Сегодня, после тяжелой, но удачной смены, она была возбуждена и быстро все переделала, вымыла грязные тарелки, прибрала на столе, подтерла полы.
— Придется еще раз протопить,— сказала она.— Выстынет до утра, продрогнем мы с тобой, Васек. И чай надо подогреть, остыл совсем.
— Давай разожгу,— отозвался Васек.
— Ладно, ладно уж, иди ложись, а то в школу проспишь.
Вася стоял, угрюмо и молча рассматривал пол.
— Ты чего набычился?
— В школу я больше не пойду.
— Что? Как — не пойдешь? — больше от неожиданности переспросила она и присела рядом. Взяла мальчика за плечи, повернула к себе и заглянула ему в глаза.
— Я тетради пожег и книги. Не пойду больше.
— Подожди,— остановила она, темнея в лице и как-то сразу постарев.— Подожди,— не сдержавшись, со злом крутанула она сына за рыжие вихры и, увидев его сухие колючие глаза, сразу опомнилась и отпустила.— Почему не пойдешь?
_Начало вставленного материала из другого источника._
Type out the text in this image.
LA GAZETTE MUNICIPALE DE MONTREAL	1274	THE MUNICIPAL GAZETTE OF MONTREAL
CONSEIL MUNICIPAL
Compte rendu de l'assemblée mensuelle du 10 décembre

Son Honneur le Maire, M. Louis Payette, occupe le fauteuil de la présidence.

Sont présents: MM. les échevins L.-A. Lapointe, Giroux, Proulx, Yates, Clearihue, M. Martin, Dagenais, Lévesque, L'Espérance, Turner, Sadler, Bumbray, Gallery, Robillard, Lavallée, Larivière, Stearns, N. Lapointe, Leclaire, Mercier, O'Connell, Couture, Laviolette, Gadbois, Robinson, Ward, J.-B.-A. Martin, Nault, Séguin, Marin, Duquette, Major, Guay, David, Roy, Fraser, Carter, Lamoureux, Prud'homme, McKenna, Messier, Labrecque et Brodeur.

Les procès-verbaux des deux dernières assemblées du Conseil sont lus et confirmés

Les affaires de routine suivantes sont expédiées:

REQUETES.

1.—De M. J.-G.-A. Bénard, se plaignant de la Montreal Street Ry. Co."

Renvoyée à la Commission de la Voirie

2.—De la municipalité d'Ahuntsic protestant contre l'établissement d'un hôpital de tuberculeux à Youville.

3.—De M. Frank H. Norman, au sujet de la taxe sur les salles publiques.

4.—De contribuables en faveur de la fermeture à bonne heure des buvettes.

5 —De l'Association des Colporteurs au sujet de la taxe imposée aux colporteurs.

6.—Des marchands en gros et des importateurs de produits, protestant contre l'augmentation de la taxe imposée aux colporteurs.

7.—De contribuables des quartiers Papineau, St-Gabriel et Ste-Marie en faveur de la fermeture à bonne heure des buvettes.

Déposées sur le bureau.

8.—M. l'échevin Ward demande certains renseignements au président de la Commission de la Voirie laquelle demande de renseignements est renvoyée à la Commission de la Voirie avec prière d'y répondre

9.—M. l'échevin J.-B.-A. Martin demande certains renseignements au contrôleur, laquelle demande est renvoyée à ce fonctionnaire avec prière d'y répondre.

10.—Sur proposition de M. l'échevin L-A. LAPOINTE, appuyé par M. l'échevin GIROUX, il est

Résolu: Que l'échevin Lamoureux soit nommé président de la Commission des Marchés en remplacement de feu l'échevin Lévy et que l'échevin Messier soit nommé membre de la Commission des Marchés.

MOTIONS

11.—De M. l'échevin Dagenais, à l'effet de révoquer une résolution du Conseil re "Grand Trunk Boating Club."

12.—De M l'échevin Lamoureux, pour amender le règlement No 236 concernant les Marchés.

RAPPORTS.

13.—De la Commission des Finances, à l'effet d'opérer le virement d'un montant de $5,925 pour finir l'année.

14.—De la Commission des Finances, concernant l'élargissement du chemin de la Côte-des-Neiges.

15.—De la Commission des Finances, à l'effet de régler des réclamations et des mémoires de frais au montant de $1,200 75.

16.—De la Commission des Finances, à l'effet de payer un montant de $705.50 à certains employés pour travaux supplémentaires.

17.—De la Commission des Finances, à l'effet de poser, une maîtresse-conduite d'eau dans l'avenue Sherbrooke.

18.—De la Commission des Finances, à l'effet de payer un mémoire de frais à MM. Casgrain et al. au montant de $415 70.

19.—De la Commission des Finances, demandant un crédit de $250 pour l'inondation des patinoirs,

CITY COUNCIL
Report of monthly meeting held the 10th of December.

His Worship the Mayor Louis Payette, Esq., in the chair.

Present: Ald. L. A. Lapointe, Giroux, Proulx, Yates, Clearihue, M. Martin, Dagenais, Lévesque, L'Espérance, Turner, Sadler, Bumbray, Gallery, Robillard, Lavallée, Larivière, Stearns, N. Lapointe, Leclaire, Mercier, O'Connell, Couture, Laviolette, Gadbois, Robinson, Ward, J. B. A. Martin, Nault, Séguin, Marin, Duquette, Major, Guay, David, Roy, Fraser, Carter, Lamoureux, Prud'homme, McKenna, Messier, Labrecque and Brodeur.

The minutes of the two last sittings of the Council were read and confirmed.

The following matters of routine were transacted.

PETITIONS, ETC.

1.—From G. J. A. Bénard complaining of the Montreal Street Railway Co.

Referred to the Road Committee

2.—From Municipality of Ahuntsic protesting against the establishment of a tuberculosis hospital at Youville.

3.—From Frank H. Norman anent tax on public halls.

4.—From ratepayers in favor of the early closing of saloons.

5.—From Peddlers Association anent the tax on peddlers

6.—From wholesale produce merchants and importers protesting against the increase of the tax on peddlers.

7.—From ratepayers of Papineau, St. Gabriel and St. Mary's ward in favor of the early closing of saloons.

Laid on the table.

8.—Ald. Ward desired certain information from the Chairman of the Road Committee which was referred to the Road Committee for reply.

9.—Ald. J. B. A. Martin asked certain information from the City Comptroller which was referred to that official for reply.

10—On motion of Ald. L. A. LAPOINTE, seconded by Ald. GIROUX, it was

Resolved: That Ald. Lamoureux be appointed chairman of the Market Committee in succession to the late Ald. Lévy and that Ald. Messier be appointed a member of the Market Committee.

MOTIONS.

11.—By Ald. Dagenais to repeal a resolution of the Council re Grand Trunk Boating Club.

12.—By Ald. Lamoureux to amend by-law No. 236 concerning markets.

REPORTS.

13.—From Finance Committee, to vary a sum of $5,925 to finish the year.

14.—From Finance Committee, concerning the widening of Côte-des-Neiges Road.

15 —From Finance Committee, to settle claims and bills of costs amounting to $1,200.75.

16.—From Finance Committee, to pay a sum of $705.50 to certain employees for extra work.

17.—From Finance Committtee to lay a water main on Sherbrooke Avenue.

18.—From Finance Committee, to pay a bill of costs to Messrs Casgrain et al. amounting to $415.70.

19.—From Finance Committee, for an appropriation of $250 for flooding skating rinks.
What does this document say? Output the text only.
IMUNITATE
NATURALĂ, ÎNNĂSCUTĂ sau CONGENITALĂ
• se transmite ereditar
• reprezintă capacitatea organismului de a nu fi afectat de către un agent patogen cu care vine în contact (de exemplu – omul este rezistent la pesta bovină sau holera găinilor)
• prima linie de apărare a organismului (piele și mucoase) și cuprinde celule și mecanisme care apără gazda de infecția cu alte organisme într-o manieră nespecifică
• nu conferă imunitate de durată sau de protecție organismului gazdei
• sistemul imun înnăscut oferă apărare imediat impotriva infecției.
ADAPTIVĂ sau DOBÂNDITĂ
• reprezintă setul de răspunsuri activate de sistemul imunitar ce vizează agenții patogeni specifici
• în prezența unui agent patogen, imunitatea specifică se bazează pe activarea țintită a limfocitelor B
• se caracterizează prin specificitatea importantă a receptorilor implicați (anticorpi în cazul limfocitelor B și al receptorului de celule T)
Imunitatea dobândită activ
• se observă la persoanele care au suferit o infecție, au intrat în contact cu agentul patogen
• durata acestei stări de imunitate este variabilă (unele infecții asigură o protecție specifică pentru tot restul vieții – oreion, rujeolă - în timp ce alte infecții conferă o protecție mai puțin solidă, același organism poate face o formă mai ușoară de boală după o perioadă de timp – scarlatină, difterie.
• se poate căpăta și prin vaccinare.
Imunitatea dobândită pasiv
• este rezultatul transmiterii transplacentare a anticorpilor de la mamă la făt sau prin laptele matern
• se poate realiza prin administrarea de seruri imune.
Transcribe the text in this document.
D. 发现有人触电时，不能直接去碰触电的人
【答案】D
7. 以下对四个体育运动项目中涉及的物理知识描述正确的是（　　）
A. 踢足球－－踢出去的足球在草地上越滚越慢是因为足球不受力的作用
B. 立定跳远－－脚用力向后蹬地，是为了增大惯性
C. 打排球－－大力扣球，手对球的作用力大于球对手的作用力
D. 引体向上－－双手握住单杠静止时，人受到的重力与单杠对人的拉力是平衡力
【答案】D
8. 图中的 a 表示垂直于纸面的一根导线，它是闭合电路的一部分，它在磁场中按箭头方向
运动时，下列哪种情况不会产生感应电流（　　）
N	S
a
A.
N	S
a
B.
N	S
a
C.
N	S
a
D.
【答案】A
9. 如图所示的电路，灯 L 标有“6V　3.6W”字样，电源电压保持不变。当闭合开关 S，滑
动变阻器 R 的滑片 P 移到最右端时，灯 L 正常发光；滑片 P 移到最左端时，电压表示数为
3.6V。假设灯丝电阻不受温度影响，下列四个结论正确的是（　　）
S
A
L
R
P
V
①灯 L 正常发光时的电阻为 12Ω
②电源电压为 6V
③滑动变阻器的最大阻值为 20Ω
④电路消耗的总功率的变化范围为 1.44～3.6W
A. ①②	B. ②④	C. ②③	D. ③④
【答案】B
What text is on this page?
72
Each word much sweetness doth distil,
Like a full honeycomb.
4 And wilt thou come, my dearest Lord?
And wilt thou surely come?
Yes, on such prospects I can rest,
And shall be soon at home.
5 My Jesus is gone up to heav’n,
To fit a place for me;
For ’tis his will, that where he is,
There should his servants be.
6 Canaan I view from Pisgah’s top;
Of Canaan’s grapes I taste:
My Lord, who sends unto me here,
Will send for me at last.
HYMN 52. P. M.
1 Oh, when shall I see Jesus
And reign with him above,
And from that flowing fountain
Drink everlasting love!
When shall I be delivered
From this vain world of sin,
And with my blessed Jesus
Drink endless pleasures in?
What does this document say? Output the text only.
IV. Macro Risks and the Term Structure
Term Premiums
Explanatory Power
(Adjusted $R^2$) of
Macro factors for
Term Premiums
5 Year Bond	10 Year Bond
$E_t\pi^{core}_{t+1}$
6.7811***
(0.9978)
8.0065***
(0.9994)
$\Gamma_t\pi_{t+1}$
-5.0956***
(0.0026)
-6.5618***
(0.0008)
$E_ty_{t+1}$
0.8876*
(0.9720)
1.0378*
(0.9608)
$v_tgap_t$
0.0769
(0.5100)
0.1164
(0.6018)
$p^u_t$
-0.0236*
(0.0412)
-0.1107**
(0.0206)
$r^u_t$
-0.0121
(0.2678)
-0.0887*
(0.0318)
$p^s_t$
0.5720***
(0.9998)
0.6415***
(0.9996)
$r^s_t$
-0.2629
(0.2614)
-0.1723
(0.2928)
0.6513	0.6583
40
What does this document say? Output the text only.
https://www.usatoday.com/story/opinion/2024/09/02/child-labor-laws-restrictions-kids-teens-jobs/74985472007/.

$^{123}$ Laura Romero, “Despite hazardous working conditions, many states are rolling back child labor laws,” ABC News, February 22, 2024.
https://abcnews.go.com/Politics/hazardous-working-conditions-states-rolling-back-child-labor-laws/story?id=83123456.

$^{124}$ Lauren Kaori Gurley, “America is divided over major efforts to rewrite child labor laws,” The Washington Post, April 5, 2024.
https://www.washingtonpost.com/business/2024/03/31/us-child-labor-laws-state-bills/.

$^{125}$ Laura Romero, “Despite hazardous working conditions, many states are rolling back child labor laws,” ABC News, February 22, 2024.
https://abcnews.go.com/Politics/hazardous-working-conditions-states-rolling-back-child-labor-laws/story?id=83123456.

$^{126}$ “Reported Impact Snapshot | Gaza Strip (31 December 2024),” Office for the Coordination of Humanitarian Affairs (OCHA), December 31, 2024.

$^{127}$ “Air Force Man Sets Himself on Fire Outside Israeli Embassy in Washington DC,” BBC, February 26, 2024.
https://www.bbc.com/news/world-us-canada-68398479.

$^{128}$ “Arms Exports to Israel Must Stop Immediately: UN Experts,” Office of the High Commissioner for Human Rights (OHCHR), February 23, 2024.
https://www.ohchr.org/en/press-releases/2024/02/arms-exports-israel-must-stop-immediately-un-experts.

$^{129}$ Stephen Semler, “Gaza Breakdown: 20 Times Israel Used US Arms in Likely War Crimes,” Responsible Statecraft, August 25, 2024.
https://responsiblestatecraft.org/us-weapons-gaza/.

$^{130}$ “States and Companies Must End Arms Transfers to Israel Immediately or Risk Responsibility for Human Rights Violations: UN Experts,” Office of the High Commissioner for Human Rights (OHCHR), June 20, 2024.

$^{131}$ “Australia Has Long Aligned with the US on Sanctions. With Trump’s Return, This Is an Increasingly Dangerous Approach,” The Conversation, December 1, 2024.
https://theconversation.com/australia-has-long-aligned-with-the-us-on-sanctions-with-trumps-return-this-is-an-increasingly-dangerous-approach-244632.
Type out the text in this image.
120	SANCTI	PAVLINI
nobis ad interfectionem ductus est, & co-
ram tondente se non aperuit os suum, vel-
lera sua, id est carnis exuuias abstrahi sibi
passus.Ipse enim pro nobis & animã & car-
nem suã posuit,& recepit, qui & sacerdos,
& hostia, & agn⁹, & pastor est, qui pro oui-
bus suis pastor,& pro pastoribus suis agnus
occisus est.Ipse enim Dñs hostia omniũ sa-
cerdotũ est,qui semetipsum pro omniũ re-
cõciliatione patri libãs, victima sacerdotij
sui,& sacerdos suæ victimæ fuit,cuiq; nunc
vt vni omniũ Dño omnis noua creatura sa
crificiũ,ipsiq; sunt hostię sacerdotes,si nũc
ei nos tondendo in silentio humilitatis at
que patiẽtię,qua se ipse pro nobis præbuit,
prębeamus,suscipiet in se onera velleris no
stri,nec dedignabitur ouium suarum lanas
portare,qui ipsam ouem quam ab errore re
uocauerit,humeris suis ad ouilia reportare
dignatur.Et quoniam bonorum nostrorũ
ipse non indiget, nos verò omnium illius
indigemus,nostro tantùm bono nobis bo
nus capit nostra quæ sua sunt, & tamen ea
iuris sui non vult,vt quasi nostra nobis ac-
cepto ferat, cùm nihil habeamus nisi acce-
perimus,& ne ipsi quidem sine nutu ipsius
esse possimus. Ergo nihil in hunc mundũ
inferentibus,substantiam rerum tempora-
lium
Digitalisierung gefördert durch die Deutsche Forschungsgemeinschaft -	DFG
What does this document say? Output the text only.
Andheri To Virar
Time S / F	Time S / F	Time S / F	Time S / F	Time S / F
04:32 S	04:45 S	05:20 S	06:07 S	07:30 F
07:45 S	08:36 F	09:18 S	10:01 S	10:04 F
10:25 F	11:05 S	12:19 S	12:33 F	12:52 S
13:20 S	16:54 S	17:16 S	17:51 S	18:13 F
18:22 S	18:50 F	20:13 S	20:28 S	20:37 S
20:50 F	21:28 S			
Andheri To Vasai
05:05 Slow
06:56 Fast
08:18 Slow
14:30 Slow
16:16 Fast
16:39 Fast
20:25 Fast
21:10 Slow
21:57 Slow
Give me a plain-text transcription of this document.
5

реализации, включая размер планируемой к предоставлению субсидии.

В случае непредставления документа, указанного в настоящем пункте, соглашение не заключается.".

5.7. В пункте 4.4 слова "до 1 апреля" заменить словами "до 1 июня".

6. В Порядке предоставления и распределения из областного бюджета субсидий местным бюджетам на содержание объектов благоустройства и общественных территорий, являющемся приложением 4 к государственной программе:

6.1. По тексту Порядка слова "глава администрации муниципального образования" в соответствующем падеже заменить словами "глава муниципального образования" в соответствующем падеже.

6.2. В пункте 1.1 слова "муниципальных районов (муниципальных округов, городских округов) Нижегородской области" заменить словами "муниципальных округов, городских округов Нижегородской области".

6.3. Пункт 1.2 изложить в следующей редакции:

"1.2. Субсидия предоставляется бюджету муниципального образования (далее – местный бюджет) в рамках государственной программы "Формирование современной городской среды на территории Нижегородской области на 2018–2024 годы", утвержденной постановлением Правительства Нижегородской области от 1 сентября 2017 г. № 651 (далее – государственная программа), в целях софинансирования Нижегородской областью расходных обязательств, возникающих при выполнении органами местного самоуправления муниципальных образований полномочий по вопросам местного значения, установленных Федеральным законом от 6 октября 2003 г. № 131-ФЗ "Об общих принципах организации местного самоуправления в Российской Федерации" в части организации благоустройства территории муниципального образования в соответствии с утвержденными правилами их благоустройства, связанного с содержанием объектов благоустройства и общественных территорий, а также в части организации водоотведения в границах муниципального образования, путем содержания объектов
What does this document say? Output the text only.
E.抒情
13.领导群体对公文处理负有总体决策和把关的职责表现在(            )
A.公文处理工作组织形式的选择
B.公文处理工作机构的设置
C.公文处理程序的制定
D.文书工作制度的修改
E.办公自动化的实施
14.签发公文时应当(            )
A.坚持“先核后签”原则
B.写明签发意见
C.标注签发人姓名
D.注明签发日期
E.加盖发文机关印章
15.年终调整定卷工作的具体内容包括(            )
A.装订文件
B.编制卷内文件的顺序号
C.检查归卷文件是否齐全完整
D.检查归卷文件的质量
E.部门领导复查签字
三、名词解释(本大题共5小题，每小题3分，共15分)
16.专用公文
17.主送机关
Что за новости — учебники жечь? — Она увидела в углу пустую сумку и покачала головой.— Ведь они денег стоят.
Вася поднял голову и поглядел смелее. «Смотри ты! — удивилась женщина.— И когда он успел стать таким вихрастым и рыжим?»
— Вырасту и заработаю,— сказал он.— Только ты не ругайся, мам. Я заработаю даже раньше, а потом уже вырасту. А в школу больше не пойду.
— Да что случилось хоть, горе мое? Обидели?
— Да...
— Кто обидел?
Мальчик, сжав губы, молчал.
Она поняла, у нее сразу опустились руки, вся она как-то погасла.
— Ладно,— сказала она тяжело.— Не ходи, проживем. Проживем без них. Ладно, будешь дома, а подрастешь — найдется тебе дело.
— Спасибо, мам. Ты все равно лучше всех,— сказал он упрямо, не поднимая глаз.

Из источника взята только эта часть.